Anyway, even if they were doing it to prove a point, there’s a big difference between the NT authors proving the point that Jesus is a new part of God’s story He was telling all along, and Christians today who try to use fragments to prove that what God wants for them happily coincides with they wanted anyway. (See, I can rant too :))
Comment by: julie
19I’ve always been bugged by the test for the unfaithful wife in numbers 5 - seems like weird magic to me. Also as a handicapped person, the requirement for the priests of Isreal to be physically perfect seems wrong - why would God allow someone to be handicapped but not let them serve Him?
Comment by: Winn
20Ir,
Maybe you should read Hays. “…Christians today who try to use fragments to prove that what God wants for them happily coincides with they wanted anyway.” Deception is easy to come by. It would be helpful if Christians would just learn to think on their own instead of being so gullible. The church has done more to expedite the latter and somewhat of a poor job at doing the former.
Somewhere I read that the average reading age is somewhere between 6th and 8th grade. I think that the average Scripture reading age is much lower. Here’s the scary part, say the average Scripture reading age for a follower of Jesus is that of a 4th grader. It would follow that that person would be making decisions about her or his life from a biblical perspective would be like a ten year old makes decisions, and that with just fragments (Bible bits) glued together our of thin air. No wonder followers of Jesus are often messed up and gravitate to “popular theology,” which has little to no merit and is aimed at those who will follow and not question what they are being sold. Of course, I’m not pointing any of this toward you, Ir, it’s just a continuation of my earlier rant.
Comment by: seeker
21I think the scripture about Elijah chopping the prophets of baal to bits with a sword is disturbing. Why can’t we do that today? Why isn’t judaism just as brutal as islam? Sometimes it’s scriptures seem just as violent.
Comment by: Ir
22Thanks, Winn. I assumed your rants weren’t directed at me personally :)
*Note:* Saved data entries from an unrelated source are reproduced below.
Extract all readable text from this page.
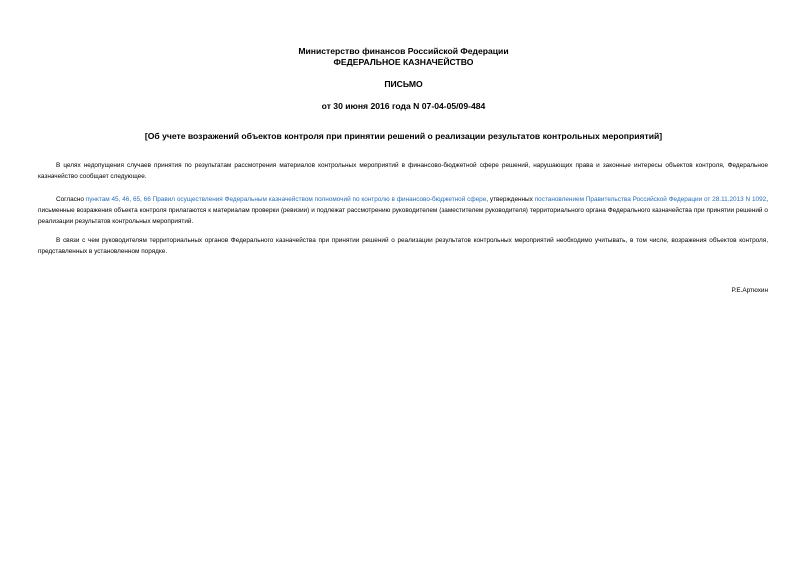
Министерство финансов Российской Федерации
ФЕДЕРАЛЬНОЕ КАЗНАЧЕЙСТВО
ПИСЬМО
от 30 июня 2016 года N 07-04-05/09-484
[Об учете возражений объектов контроля при принятии решений о реализации результатов контрольных мероприятий]

В целях недопущения случаев принятия по результатам рассмотрения материалов контрольных мероприятий в финансово-бюджетной сфере решений, нарушающих права и законные интересы объектов контроля, Федеральное казначейство сообщает следующее.

Согласно пунктам 45, 46, 65, 66 Правил осуществления Федеральным казначейством полномочий по контролю в финансово-бюджетной сфере, утвержденных постановлением Правительства Российской Федерации от 28.11.2013 N 1092, письменные возражения объекта контроля прилагаются к материалам проверки (ревизии) и подлежат рассмотрению руководителем (заместителем руководителя) территориального органа Федерального казначейства при принятии решений о реализации результатов контрольных мероприятий.

В связи с чем руководителям территориальных органов Федерального казначейства при принятии решений о реализации результатов контрольных мероприятий необходимо учитывать, в том числе, возражения объектов контроля, представленных в установленном порядке.

Р.Е.Артюхин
seeker, those are good questions. I think Islam is the most violent (at least some sects of it) because it overtly sanctions violence in a way that Judaism doesn’t. At least in some sects of Islam - such as the 9/11 terrorists were in, as best I understand - God rewards those who destroy ‘infidels’. I don’t think Judaism has anything equivalent to those teachings.
I’ve heard Islam defended as a peaceful religion and perhaps it is in some of its manifestations.
Comment by: Bruce Lofland
23I would not be so quick to point to Islam as being the most violent. We have hate groups in the USA that claim to be Christian (e.g. Fred Phelps). I think you will have extremists in any religion that is big enough.
Comment by: Ir
24I agree about extremists, but I still thought I’d read/heard that the principles of Islam (some sects at least) actively encourage violence whereas the principles of Christianity don’t.
However, I am open to correction; perhaps what I’ve heard is second-hand information from people who aren’t of the Islamic faith - and I have observed that what people who don’t belong to a group claim about that group is often over-simplified and distorted.
Comment by: Texan
25I think that is a true statement Ir.